DUBLIN, March 18- Martin Johnson believes England will need to overcome an Ireland side bristling with anger as his team attempts to win their first Six Nations Grand Slam in eight years here Saturday.
Johnson, who captained England to their last Grand Slam in 2003, returns to Lansdowne Road this weekend as manager of a team who finally look capable of ending their long wait for a Six Nations crown.
Johnson, however, believes a fiercely proud Ireland will be desperate to wreck England’s Grand Slam dream after a lacklustre season comprising two unconvincing wins and two disappointing defeats.
The Irish are also nursing a grievance after last weekend’s 19-13 defeat in Cardiff, when a refereeing blunder allowed Wales to score what turned out to be the decisive try of the match.
Johnson acknowledged that the circumstances of the defeat at the Millennium Stadium could provide potent motivation for Ireland.
"I think you’d be feeling that anger as a team," Johnson admitted. "It’s a pretty powerful thing when teams are like that. It makes them very dangerous."
In all probability, even a defeat on Saturday will probably be enough to give England their first Six Nations crown since 2003.
Their hefty points-for advantage means that Wales would need to score a big win over France in Paris to have any chance of snatching the title.
England’s preparations suffered a blow when captain Mike Tindall was ruled out after failing to recover from an ankle injury sustained in last Sunday’s unconvincing 22-16 win over Scotland at Twickenham.
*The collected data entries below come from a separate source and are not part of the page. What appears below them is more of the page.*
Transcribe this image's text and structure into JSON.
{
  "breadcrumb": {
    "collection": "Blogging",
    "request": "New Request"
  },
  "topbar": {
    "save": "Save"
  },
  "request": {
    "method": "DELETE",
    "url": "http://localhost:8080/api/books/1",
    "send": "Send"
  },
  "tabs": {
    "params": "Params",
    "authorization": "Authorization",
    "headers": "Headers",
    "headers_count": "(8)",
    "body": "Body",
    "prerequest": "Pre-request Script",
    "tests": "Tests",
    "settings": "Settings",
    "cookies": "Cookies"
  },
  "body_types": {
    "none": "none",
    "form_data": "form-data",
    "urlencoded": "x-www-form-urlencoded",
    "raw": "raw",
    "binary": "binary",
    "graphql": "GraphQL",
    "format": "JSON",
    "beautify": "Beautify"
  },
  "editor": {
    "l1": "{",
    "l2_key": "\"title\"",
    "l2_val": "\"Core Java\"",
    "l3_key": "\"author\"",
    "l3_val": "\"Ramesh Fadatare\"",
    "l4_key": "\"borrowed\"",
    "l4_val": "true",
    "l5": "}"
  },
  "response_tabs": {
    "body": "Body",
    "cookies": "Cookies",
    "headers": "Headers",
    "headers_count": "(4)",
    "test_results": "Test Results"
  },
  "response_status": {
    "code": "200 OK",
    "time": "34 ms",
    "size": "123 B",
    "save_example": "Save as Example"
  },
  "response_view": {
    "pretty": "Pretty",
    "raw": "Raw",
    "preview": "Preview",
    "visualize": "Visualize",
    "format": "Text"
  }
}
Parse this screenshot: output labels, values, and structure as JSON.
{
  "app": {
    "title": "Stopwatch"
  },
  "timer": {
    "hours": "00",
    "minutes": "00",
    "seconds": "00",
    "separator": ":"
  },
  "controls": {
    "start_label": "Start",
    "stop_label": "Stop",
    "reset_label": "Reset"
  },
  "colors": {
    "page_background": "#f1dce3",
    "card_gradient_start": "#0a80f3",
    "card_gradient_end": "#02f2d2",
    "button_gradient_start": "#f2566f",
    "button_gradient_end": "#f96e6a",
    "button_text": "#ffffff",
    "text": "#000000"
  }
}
The loss of Tindall deprives England’s starting XV of their sole survivor from the 2003 Grand Slam triumph in Dublin, although Johnson has two veterans of that win — Jonny Wilkinson and Steve Thompson — on the bench.
Number eight Nick Easter will lead England in Tindall’s absence while the captain’s outside centre spot goes to the powerful Bath No.13 Matt Banahan.
Johnson insists the relative inexperience of the English line-up can be a strength as they chase victory at a venue where they have not win since 2003.
"I said to the boys ‘it’s a great week, let’s enjoy it’. It’s good for it to be tense," he said.
Ireland however, who have made three changes to the team which started against Wales, including one positional, are hoping to exploit any possible signs of jitters by the English.
"They will have some nerves like you would for any Grand Slam game and it’s our job to try to bring those nerves out and compound them," said Ireland captain Brian O’Driscoll.
"If you see a potential frailty you have to go after that," added O’Driscoll, who will equal John Smit’s record of 76 Test matches as captain.
O’Driscoll also admitted that the chance to ruin England’s Grand Slam party was an additional incentive.
"I can never remember a victory against England that has been brushed over," he said.
"It’s always a huge game for us because of the history between the countries and because of the anticipation of the whole nation, not just the rugby supporters, any time we play England.
"The fact England are playing for a Grand Slam heightens the anticipation from an English perspective, but also to a degree from an Irish perspective in that there is an opportunity for us to deny them something.
"It is also a chance to finish this topsy turvy Six Nations on a high with more wins than losses and with a good taste."
Ireland coach Declan Kidney has recalled Jonathan Sexton at fly-half ahead of veteran Ronan O’Gara.
Luke Fitzgerald has been dropped at fullback to be replaced by Keith Earls, whose place on the left wing now goes to Andrew Trimble.